Local speaker diarization using MLX Whisper (macOS) or faster-whisper (Linux/CUDA) and Pyannote

Project description

VoxScriber

PyPI version Downloads License: MIT Python 3.10+

Professional speaker diarization running 100% locally. Supports MLX Whisper on Apple Silicon and faster-whisper on Linux/CUDA, combined with Pyannote 3.1.

VoxScriber Banner

Requirements

  • Python 3.10+
  • Hugging Face token (free, one-time model download)
  • For GPU: CUDA 12 + cuDNN 9 (optional, CPU works too)
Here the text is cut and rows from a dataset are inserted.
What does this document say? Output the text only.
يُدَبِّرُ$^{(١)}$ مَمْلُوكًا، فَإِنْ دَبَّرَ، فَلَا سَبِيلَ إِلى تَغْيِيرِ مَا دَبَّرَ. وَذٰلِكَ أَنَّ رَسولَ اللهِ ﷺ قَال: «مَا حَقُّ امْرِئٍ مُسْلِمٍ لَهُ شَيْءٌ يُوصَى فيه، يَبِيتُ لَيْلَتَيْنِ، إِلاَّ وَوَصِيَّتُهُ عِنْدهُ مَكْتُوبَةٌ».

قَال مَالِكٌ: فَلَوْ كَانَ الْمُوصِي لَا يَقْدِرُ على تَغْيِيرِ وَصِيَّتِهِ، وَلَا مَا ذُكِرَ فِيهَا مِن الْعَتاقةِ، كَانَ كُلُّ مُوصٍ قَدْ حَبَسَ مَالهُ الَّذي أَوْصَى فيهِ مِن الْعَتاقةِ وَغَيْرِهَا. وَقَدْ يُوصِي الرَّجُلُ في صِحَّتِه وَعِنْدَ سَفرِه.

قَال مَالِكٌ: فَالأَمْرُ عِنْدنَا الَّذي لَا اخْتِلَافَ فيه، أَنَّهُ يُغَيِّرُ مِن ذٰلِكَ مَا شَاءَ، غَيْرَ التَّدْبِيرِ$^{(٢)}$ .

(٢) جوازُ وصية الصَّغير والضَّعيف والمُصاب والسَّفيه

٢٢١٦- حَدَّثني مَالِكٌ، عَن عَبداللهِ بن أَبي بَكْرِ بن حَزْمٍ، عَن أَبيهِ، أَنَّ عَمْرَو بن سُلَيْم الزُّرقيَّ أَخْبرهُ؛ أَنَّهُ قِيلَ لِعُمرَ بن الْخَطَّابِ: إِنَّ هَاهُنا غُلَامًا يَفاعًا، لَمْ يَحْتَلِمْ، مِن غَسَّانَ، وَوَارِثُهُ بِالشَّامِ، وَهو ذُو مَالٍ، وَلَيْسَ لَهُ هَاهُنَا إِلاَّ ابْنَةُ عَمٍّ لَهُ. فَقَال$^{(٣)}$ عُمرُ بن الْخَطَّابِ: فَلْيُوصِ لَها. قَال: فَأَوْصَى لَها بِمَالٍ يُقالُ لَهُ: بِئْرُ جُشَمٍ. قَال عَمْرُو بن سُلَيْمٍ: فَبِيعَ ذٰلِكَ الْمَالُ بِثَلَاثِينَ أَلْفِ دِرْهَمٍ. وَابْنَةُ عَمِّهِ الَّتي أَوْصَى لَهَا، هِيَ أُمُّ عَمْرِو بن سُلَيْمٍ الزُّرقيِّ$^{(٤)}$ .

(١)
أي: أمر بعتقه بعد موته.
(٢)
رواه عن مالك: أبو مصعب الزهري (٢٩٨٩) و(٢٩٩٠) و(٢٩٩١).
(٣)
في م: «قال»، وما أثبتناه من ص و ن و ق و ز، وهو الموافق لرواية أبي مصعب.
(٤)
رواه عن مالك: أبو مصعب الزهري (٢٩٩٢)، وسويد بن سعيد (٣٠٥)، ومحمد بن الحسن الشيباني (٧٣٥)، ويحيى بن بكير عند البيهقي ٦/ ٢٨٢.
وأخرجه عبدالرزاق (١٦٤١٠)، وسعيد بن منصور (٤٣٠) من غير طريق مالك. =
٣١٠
That's it. No FFmpeg, no system packages, no sudo required.

Installation

pip install voxscriber

The right Whisper backend is installed automatically:

  • macOS Apple Silicon: MLX Whisper
  • Linux/other: faster-whisper (CUDA or CPU)

Setup Hugging Face Token

VoxScriber uses pyannote models which require a Hugging Face token.

Option 1: Interactive setup (recommended)

voxscriber-doctor

This will guide you through accepting the model terms and saving your token securely.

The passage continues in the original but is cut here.